My parents who thought this was actually a great idea and supported me finding a way to do it.

Sorën’s family (particularly mother and brother) for their welcome and hospitality which made me feel at home and comfortable when I’m still experiencing a lot of difficulty around new people.

Mrs P for remaking my suit for me, an unexpected and fantastic gift that I will undoubtedly wear for many, many years to come, as well as being a terrific travel companion.

And finally, last but far from least, Maike and Sorën for inviting me to attend and be a part of their special day. And then on top of that hosting me during my stay and then touring around northern Germany, far more than I could ever have hoped for.

While I’m still struggling to move forward and I entered a very difficult period after this trip, this was undoubtedly an important turning point and confidence booster for me. It reminded me of all the great things that are out there and that are attainable if you just have the audacity to try to achieve them.
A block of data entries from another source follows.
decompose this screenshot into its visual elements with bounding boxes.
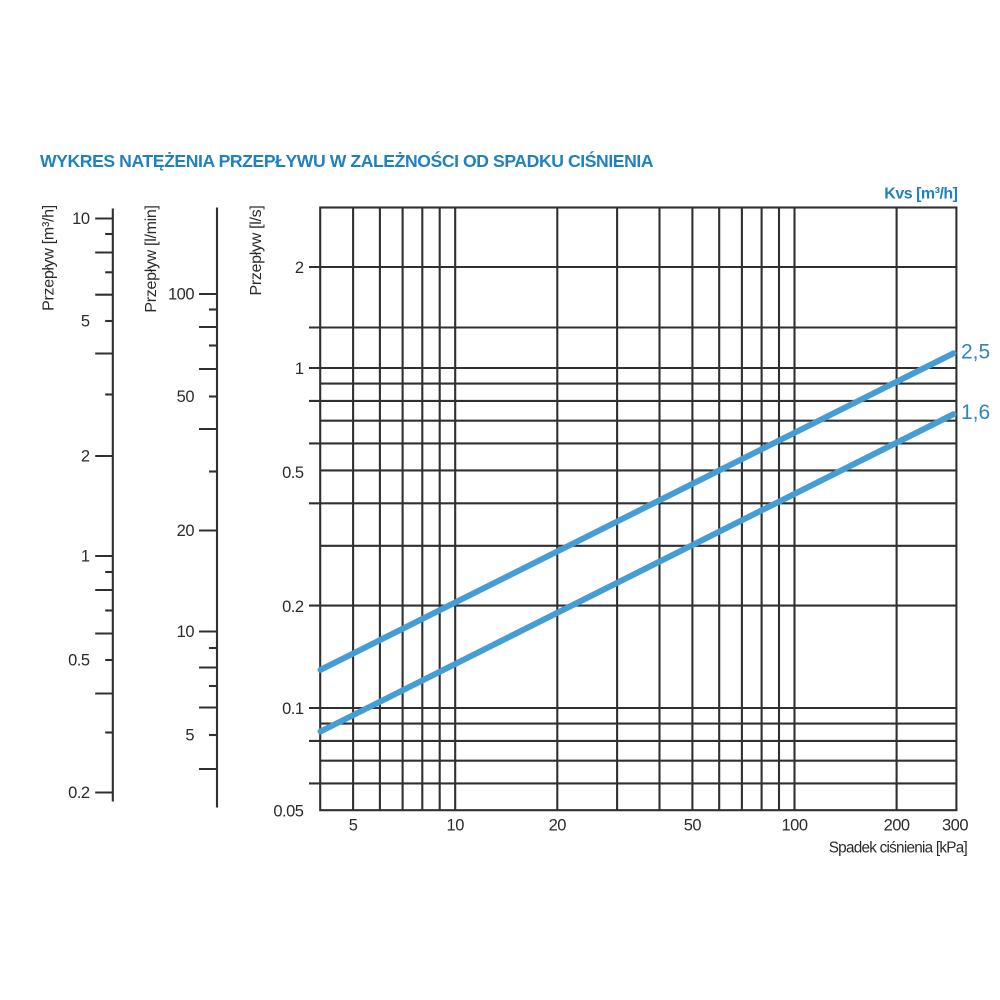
svg-text:20: 20	[549, 817, 567, 835]
svg-text:100: 100	[168, 286, 194, 304]
svg-text:20: 20	[177, 522, 195, 540]
svg-text:5: 5	[81, 313, 90, 331]
svg-text:Przepływ [l/min]: Przepływ [l/min]	[143, 205, 160, 312]
svg-text:1,6: 1,6	[961, 401, 990, 424]
svg-text:10: 10	[72, 210, 90, 228]
svg-text:Spadek ciśnienia [kPa]: Spadek ciśnienia [kPa]	[829, 840, 968, 857]
svg-text:50: 50	[684, 817, 702, 835]
svg-text:Kvs [m³/h]: Kvs [m³/h]	[884, 186, 957, 203]
svg-text:5: 5	[185, 727, 194, 745]
svg-text:5: 5	[349, 817, 358, 835]
svg-text:2: 2	[81, 448, 90, 466]
svg-text:2,5: 2,5	[961, 340, 990, 363]
svg-text:1: 1	[81, 548, 90, 566]
svg-text:Przepływ [m³/h]: Przepływ [m³/h]	[41, 205, 58, 311]
svg-text:100: 100	[781, 817, 807, 835]
svg-text:0.05: 0.05	[273, 802, 303, 820]
svg-text:10: 10	[447, 817, 465, 835]
svg-text:300: 300	[942, 817, 968, 835]
svg-text:0.2: 0.2	[282, 598, 304, 616]
svg-text:0.5: 0.5	[282, 464, 304, 482]
svg-text:200: 200	[884, 817, 910, 835]
svg-text:0.5: 0.5	[68, 652, 90, 670]
svg-text:Przepływ [l/s]: Przepływ [l/s]	[248, 205, 265, 295]
svg-text:0.1: 0.1	[282, 700, 304, 718]
svg-text:WYKRES NATĘŻENIA PRZEPŁYWU W Z: WYKRES NATĘŻENIA PRZEPŁYWU W ZALEŻNOŚCI …	[40, 150, 654, 171]
svg-text:50: 50	[177, 388, 195, 406]
svg-text:0.2: 0.2	[68, 784, 90, 802]
svg-text:2: 2	[295, 259, 304, 277]
svg-text:1: 1	[295, 360, 304, 378]
svg-text:10: 10	[177, 623, 195, 641]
My favourite souvenir of the trip, one of the centre pieces from the reception. A reminder that sometimes crazy notions aren't so crazy after all.

My favourite souvenir of the trip, one of the centre pieces from the reception. A reminder that sometimes crazy notions aren’t so crazy after all.



  1. Glad to have all the peices of the story of your trip finally 🙂 it looks like a beautiful place and sounds as if the people are very nice as well. Thanks for the mention as one of your supporters. I always try my best to be there for my friends, whether virtual or in the flesh and am glad to be of some comfort and support to you. Also glad that you came out of your funk and are back to posting somewhat regularly. It really is theraputic to get this stuff out and get input from fellow depression sufferers, or, most importantly, knowing you aren’t alone. 🙂

    • Thanks very much! The support online was a big motivator to try and make this happen and I really believe it made a huge difference.

      I’m really hoping to keep up this rate of posting. It seems to help a lot to get it all out there. Hope you’re doing well too!

      • Thanks. I’m not doing too bad. Getting stuff done. My daughters had a bug since Friday. She’s going back to school today.